Regulatory enforcement “is not just a subprime credit issue,” in the wake of news that BMW Financial Services is cooperating with the Department of Justice to provide information about its servicemember compliance policy, said Braden Perry, partner at Kennyhertz Perry LLC.
“When you think of these types of [enforcement] actions, ordinarily they are looking at the subprime industry but … it affects prime, as well,” Perry told AFN. “Any dealer or lender out there can be subject to the same kinds of prohibitions.”
Subprime lenders Santander Consumer USA Inc. and Wells Fargo Dealer Services Inc. each faced investigations and fines for illegally repossessing the vehicles of servicemembers, in 2015 and 2016, respectively.
However, BMWFS is notable because its portfolio skews prime. The captive is marketing a AAA-rated $1 billion bond to investors, but said it doesn’t know how many of the bundled loans could be affected by the compliance issue, according to a published report.
Once the bond is sold, the company loses some of its control over the compliance of the securitized loans. So, if the bond contains loans that violate the Servicemembers Civil Relief Act, some of the burden is lifted from the company, Perry explained. The transaction is expected to close March 22.

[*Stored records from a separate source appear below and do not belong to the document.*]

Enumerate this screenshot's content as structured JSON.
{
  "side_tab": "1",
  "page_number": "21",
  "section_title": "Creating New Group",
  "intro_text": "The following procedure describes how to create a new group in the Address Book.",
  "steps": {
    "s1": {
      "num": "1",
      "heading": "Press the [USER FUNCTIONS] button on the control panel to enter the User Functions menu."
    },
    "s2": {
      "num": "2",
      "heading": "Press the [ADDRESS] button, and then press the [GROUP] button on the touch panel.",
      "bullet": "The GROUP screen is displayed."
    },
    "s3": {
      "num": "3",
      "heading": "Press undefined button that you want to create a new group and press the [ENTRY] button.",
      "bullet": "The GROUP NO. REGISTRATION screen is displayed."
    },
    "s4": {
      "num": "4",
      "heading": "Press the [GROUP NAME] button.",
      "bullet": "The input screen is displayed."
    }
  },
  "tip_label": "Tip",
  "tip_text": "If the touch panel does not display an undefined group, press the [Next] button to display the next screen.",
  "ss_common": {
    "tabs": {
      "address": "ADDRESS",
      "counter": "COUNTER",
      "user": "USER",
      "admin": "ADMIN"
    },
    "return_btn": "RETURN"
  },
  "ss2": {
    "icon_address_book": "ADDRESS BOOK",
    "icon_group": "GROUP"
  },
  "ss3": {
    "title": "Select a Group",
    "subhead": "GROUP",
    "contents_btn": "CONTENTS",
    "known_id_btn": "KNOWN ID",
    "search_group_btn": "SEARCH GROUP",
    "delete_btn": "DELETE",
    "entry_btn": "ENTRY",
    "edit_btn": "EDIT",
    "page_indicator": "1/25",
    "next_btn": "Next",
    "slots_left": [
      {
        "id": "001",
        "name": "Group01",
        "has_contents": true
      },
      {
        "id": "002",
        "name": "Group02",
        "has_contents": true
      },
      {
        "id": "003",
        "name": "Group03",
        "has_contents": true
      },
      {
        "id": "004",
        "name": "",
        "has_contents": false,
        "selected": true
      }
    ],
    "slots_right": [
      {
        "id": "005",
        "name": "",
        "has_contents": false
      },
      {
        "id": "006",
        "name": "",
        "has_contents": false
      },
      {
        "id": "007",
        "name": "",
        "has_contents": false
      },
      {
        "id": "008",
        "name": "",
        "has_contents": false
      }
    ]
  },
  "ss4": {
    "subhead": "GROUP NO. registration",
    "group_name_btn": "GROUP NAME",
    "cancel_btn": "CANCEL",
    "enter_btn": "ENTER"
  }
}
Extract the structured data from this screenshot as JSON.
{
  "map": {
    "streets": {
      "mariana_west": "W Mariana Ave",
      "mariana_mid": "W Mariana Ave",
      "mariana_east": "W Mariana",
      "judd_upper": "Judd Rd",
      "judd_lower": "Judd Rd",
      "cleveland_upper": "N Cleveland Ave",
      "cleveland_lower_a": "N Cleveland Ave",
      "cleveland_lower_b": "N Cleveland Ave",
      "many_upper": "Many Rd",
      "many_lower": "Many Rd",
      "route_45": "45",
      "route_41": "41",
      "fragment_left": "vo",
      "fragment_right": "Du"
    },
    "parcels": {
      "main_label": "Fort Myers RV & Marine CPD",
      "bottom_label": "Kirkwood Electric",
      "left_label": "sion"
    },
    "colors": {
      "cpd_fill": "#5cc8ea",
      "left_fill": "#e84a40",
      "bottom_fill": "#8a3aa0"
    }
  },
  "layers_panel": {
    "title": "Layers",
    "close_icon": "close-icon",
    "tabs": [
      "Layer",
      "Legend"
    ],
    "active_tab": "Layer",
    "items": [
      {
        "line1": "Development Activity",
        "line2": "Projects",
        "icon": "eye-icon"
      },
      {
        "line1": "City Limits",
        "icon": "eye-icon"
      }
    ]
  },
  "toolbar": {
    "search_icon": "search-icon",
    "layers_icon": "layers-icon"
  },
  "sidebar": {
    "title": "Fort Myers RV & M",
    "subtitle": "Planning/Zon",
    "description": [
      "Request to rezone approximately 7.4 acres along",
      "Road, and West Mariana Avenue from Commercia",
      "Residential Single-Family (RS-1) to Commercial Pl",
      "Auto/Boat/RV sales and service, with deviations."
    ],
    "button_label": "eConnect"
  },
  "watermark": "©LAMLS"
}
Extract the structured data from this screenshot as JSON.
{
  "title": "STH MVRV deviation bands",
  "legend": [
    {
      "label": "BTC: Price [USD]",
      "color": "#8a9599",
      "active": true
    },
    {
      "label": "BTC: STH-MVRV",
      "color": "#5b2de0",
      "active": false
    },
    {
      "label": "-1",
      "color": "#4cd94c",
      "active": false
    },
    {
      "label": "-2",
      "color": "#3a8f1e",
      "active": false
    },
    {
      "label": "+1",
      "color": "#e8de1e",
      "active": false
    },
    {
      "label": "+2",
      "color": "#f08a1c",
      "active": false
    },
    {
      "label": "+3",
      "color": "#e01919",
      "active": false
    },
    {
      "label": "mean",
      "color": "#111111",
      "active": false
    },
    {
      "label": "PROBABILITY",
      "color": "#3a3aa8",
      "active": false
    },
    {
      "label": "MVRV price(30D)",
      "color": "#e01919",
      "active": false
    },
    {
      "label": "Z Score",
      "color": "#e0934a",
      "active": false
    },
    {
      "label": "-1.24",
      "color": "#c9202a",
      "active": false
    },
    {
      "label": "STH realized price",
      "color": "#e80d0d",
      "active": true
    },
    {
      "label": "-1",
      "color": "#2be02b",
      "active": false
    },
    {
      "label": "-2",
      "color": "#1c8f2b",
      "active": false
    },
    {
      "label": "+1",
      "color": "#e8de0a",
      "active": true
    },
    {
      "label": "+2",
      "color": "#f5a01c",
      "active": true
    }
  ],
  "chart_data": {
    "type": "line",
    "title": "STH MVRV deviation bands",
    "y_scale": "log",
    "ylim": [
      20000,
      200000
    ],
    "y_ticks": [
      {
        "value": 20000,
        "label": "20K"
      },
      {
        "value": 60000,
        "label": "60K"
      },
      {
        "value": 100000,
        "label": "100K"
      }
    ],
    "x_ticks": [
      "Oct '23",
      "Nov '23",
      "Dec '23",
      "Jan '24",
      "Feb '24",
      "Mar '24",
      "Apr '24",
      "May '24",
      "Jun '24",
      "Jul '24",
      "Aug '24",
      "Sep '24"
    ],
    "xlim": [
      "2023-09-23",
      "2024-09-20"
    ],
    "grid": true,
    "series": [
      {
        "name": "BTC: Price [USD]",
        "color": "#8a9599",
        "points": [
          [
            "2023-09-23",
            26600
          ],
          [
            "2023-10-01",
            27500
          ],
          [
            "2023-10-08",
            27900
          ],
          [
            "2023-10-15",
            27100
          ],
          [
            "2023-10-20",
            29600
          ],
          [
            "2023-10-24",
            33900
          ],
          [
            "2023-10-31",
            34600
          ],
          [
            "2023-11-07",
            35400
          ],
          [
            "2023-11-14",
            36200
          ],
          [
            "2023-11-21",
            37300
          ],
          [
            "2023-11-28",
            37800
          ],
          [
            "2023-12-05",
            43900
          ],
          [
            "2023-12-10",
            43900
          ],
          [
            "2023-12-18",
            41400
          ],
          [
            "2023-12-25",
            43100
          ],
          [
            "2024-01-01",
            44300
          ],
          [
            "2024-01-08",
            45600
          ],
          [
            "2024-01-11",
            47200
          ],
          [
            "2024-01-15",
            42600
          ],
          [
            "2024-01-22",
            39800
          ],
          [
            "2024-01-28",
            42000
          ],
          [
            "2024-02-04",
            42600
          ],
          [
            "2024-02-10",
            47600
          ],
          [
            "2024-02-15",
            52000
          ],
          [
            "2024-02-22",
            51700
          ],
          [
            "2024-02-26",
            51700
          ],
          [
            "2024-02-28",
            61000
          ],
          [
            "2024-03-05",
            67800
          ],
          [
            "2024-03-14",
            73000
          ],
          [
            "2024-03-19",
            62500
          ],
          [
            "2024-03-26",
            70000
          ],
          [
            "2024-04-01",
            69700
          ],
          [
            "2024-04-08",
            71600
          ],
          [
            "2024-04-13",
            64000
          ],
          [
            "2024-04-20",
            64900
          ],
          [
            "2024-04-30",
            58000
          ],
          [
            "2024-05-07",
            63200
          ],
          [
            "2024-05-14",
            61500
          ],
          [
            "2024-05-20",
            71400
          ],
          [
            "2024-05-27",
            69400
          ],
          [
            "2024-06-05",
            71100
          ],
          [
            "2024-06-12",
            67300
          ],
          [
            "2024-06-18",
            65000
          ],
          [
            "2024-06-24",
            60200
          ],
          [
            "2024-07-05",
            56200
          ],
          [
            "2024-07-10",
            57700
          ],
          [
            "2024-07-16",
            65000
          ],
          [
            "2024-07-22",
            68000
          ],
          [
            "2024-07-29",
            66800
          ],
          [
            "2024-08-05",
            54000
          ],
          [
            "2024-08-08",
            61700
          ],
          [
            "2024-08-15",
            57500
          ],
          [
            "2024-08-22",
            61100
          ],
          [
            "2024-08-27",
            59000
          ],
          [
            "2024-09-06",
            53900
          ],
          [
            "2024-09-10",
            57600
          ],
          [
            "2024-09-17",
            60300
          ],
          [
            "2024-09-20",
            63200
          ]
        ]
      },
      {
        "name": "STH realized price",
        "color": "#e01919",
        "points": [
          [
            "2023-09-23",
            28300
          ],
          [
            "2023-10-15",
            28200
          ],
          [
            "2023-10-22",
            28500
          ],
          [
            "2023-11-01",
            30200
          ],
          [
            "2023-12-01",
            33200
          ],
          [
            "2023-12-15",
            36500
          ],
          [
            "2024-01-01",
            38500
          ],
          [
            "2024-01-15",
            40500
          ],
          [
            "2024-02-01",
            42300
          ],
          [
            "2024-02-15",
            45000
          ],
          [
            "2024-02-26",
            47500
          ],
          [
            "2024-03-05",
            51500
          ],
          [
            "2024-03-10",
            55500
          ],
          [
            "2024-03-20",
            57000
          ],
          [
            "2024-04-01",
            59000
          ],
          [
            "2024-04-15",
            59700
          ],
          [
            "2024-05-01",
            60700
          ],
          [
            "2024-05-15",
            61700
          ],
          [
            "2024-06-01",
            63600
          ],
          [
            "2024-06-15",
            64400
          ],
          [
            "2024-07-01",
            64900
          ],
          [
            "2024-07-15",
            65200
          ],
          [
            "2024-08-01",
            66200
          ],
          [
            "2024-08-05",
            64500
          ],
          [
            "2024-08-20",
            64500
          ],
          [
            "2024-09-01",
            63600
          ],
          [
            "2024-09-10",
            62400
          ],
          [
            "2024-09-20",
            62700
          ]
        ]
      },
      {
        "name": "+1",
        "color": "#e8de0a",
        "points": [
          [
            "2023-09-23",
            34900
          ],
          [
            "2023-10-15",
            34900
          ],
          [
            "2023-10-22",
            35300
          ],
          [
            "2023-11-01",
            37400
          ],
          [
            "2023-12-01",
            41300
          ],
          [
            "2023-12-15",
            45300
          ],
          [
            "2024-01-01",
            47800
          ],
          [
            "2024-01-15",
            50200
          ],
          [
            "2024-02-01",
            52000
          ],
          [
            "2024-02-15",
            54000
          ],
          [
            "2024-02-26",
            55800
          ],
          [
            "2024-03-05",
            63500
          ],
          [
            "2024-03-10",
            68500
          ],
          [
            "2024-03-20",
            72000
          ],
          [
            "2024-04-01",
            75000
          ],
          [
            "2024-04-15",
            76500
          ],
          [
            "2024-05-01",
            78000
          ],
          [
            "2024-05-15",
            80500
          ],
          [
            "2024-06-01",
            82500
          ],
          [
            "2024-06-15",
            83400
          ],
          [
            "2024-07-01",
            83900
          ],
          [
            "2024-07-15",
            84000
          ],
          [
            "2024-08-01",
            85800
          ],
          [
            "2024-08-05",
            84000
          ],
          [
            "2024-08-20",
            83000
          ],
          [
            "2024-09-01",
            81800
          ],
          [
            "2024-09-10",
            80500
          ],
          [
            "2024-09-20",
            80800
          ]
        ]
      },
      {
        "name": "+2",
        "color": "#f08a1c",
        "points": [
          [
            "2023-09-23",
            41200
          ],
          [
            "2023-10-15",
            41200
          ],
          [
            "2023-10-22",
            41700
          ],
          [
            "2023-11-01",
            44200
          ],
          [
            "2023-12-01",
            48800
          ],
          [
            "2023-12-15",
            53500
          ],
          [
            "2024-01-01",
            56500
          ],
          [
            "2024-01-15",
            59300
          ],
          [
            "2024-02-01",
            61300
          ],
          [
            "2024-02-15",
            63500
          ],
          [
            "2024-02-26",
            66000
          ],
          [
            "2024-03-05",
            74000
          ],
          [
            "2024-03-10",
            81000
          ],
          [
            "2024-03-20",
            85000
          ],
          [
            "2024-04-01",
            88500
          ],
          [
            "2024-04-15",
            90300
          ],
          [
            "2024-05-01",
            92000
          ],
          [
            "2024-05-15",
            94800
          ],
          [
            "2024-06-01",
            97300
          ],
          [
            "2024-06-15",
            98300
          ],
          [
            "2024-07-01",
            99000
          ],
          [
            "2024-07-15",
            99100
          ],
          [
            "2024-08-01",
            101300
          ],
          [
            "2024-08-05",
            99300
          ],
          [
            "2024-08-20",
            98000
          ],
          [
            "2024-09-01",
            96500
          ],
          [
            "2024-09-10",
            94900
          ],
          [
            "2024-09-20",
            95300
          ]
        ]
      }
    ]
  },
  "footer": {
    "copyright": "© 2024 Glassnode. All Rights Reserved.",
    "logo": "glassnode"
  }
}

“It’s odd — there was a lot of talk prior to the inauguration about pulling back on a number of different regulations including Dodd Frank and some other consumer protection rules and regulations, but that hasn’t happened yet,” he said. “These investigations, including the BMW investigation, were initiated prior to the Trump administration and so it’s effectively a continuation of the prior administration and prior priorities.”